За работу взялись механики с плавучей мастерской «Камчатка». Николаю пришлось лишь объяснить, что от них требуется, а потом последовать за старшим офицером, решившим показать гостю этот необычный корабль, строительство которого завершилось перед самой войной. На палубах и в трюмах «Камчатки» размещался целый судоремонтный завод, оснащенный станками, горнами, прессами. В специальных отсеках находились склады самых разнообразных материалов и запасных частей для машин и механизмов кораблей эскадры.
— Да, ваша мастерская, пожалуй, самый ценный корабль на всей эскадре, — заметил Николай, вспомнив хорошо оборудованные морские заводы и специальные мастерские, размещенные в южноафриканских портах, где ремонтировались британские военные корабли после океанских походов.
— Без работы не стоим. В океане всегда что-нибудь случается, то одно надо заменить, то другое исправить. В составе эскадры корабли разные, на новых еще не все отлажено, а на старых механизмы требуют особого внимания. Так что у нашего главного механика заказчики не один день своей очереди дожидаются.
— Не по этой ли причине вы вступили в бой уже в самом начале похода? В Северном море на вас действительно напали неизвестные миноносцы или вы все-таки стреляли по английским рыбакам?

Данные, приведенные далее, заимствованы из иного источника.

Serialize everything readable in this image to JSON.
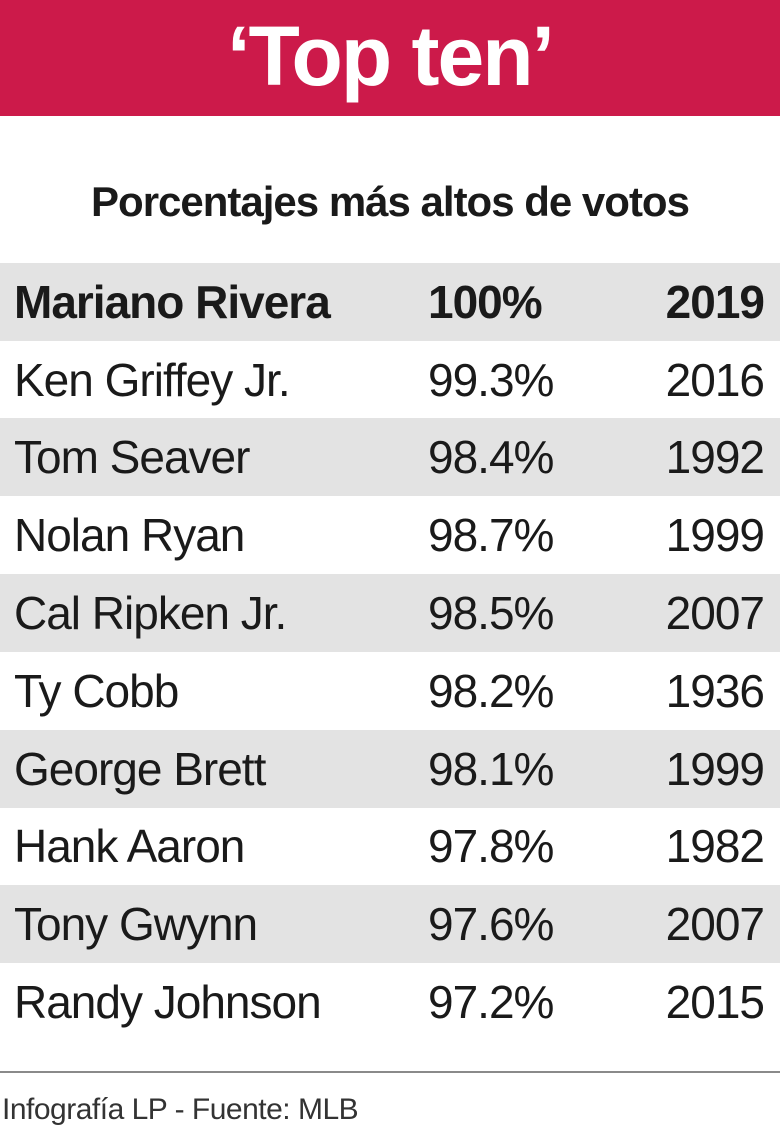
{
  "header": {
    "title": "‘Top ten’",
    "banner_color": "#cc1a4a"
  },
  "chart_data": {
    "type": "table",
    "title": "‘Top ten’",
    "subtitle": "Porcentajes más altos de votos",
    "columns": [
      "player",
      "percentage",
      "year"
    ],
    "rows": [
      {
        "player": "Mariano Rivera",
        "percentage": "100%",
        "year": "2019"
      },
      {
        "player": "Ken Griffey Jr.",
        "percentage": "99.3%",
        "year": "2016"
      },
      {
        "player": "Tom Seaver",
        "percentage": "98.4%",
        "year": "1992"
      },
      {
        "player": "Nolan Ryan",
        "percentage": "98.7%",
        "year": "1999"
      },
      {
        "player": "Cal Ripken Jr.",
        "percentage": "98.5%",
        "year": "2007"
      },
      {
        "player": "Ty Cobb",
        "percentage": "98.2%",
        "year": "1936"
      },
      {
        "player": "George Brett",
        "percentage": "98.1%",
        "year": "1999"
      },
      {
        "player": "Hank Aaron",
        "percentage": "97.8%",
        "year": "1982"
      },
      {
        "player": "Tony Gwynn",
        "percentage": "97.6%",
        "year": "2007"
      },
      {
        "player": "Randy Johnson",
        "percentage": "97.2%",
        "year": "2015"
      }
    ],
    "row_shading_color": "#e3e3e3"
  },
  "footer": {
    "credit": "Infografía LP - Fuente: MLB"
  }
}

— Да я эти миноносцы видел своими глазами! — возмутился старший офицер. — Их было четыре, все одного типа, трехтрубные. Окружили «Камчатку», один даже успел выпустить торпеду, но промахнулся. Мы в ответ расстреляли три сотни снарядов, сами видели, как они рвались у них между трубами и на палубе. Английские рыбаки потом говорили журналистам, что какой-то минрносец до утра в море без хода стоял и чинился… — А эти рыбаки без вины пострадали, — продолжал он. — Дело-то было ночью, и миноносцы прятались за их траулерами, а когда с кораблей эскадры открыли огонь, тут уж всем досталось. Таким вот образом и в «Аврору» кто-то из наших влепил пяток снарядов. На ней несколько человек ранило, судового священника убило.
— Читал я об этом инциденте в иностранных газетах. Как только наш флот в них не обзывали.

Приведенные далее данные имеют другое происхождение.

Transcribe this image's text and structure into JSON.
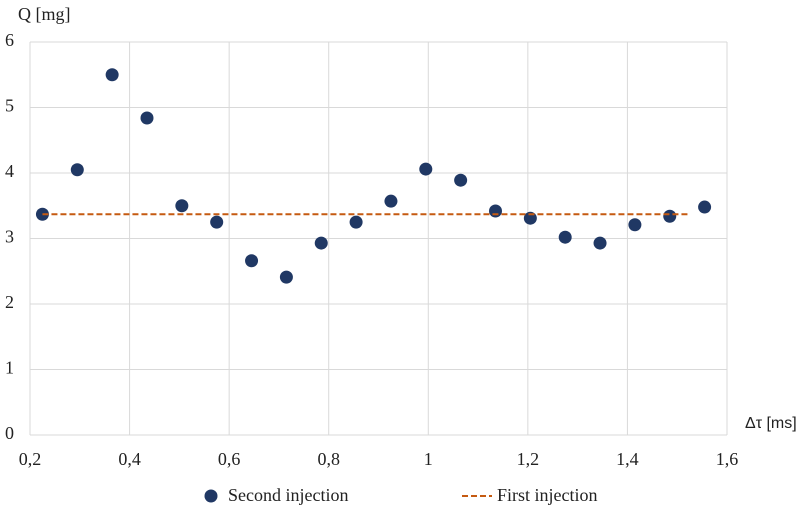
{
  "chart_data": {
    "type": "scatter",
    "ylabel": "Q [mg]",
    "xlabel": "Δτ [ms]",
    "xlim": [
      0.2,
      1.6
    ],
    "xticks": [
      {
        "value": 0.2,
        "label": "0,2"
      },
      {
        "value": 0.4,
        "label": "0,4"
      },
      {
        "value": 0.6,
        "label": "0,6"
      },
      {
        "value": 0.8,
        "label": "0,8"
      },
      1,
      {
        "value": 1.2,
        "label": "1,2"
      },
      {
        "value": 1.4,
        "label": "1,4"
      },
      {
        "value": 1.6,
        "label": "1,6"
      }
    ],
    "ylim": [
      0,
      6
    ],
    "yticks": [
      0,
      1,
      2,
      3,
      4,
      5,
      6
    ],
    "grid": true,
    "series": [
      {
        "name": "Second injection",
        "type": "scatter",
        "color": "#203864",
        "x": [
          0.225,
          0.295,
          0.365,
          0.435,
          0.505,
          0.575,
          0.645,
          0.715,
          0.785,
          0.855,
          0.925,
          0.995,
          1.065,
          1.135,
          1.205,
          1.275,
          1.345,
          1.415,
          1.485,
          1.555
        ],
        "values": [
          3.37,
          4.05,
          5.5,
          4.84,
          3.5,
          3.25,
          2.66,
          2.41,
          2.93,
          3.25,
          3.57,
          4.06,
          3.89,
          3.42,
          3.31,
          3.02,
          2.93,
          3.21,
          3.34,
          3.48
        ]
      },
      {
        "name": "First injection",
        "type": "line",
        "color": "#c55a11",
        "x": [
          0.225,
          1.525
        ],
        "values": [
          3.37,
          3.37
        ]
      }
    ]
  }
}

— Не ожидали мы нападения в нейтральных водах, да еще у берегов Европы. Международный суд в Гааге так и не смог выяснить, чьи это были миноносцы, поэтому и получилось, что мы одни в стрельбе и виноваты. Рыбакам Россия ущерб полностью возместила, но много вопросов так и осталось без ответа.
Николай молча кивнул. Сейчас говорить об этом не надо, но сведения были получены от верных людей, которые делают свое дело в чужих краях. Они же и известили, что в те дни, когда российская эскадра выступила в поход на Дальний Восток, на английских верфях достраивалось несколько миноносцев по заказу Японии. Потом они под американским флагом прошли через Суэцкий канал в Тихий океан.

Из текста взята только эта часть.